Chaque automne, l’examen par le Parlement du projet de loi de finances – le budget de la Nation – pour l’année suivante est un rendez-vous politique important. C’est là que le gouvernement fixe ses priorités, détaille ses choix, sa vision de l’avenir pour le pays. C’est là aussi que députés et sénateurs se positionnent quant à leur appartenance ou non à la majorité présidentielle. Cette année est toutefois exceptionnelle car l’examen du budget intervient dans un contexte totalement inédit.
D’une part, la majorité présidentielle n’est que relative à l’Assemblée nationale, ce qui suppose pour le gouvernement d’aller chercher des voix au-delà des formations qui le composent s’il veut éviter d’avoir à utiliser l’arme du 49.3… qui peut se retourner contre lui si une motion de censure est votée. D’autre part, ce budget a été préparé dans un contexte sans précédent marqué par la guerre en Ukraine qui a avivé la crise de l’énergie et provoqué un retour de l’inflation et par une crise climatique qui impose d’accélérer la transition énergétique. Enfin ce budget 2023 doit aussi tenir compte de la sortie de la crise sanitaire pour laquelle avait été acté un salutaire « quoi qu’il en coûte », soit des dépenses massives, mais qui ont fait déraper les comptes publics, et dont il est toujours très difficile de sortir.
On mesure dès lors toute la difficulté que le gouvernement a eue pour construire un budget qui réponde à toutes ces urgences. Sur ce chemin de crête, où l'exécutif s’est montré très optimiste sur la croissance à venir, Bruno Le Maire et Gabriel Attal ont présenté hier un projet de finances marqué du sceau du en même temps macronien : « protéger les Français et aller vers le plein-emploi ». « La France est à l’euro près », a prévenu le ministre de l’Économie qui veut « tracer une ligne rouge » : qu’aucune nouvelle dépense ne soit introduite au cours du débat parlementaire si elle n’est pas financée. Une vraie gageure. Car le gouvernement, qui a tenté en vain de trouver, via ses « Dialogues de Bercy », des compromis avec des oppositions qui ne votent habituellement pas le budget, sait bien que la surenchère sera davantage de mise que la retenue.

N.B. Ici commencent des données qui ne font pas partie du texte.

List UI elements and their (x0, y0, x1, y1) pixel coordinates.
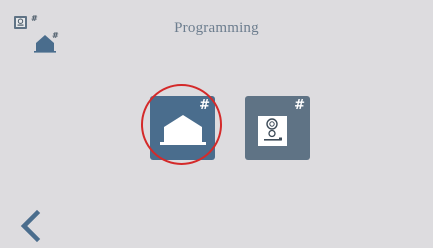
back-button[interactable] (18, 208, 48, 244)
page-title: Programming (174, 20, 259, 36)
programming-screen: # # Programming # # (0, 0, 433, 248)
chevron-left-icon (20, 209, 41, 243)
home-programming-button[interactable]: # (150, 96, 215, 160)
home-tile-badge: # (199, 98, 210, 113)
intercom-programming-button[interactable]: # (245, 96, 310, 160)
intercom-tile-badge: # (294, 98, 305, 113)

À l’examen déjà très compliqué de ce budget vient s’ajouter une sacrée épine : la réforme des retraites, qui risque de phagocyter tous les débats en électrisant le Parlement. Imposée à l’agenda politique par Emmanuel Macron, cette réforme – dont on ne connaît par ailleurs ni le détail, ni les finalités réelles – cristallise les critiques des oppositions, la colère des syndicats et l’inquiétude voire le rejet des Français. Le chef de l’État a même réussi l’exploit d’instiller le doute au sein de sa majorité jusque chez son allié historique François Bayrou.
Le Président, qui avait promis au soir de sa réélection une nouvelle méthode de gouvernance faite de dialogue et d’horizontalité, renoue ainsi avec la verticalité abrupte et solitaire de son premier quinquennat pour préserver son ADN de « réformateur ». Passer en force ou temporiser ? S’en remettre à une analyse économique du dossier ou mesurer les conséquences politiques ? Pour Emmanuel Macron, il n’y a pas de bonne solution pour se sortir de ce piège des retraites.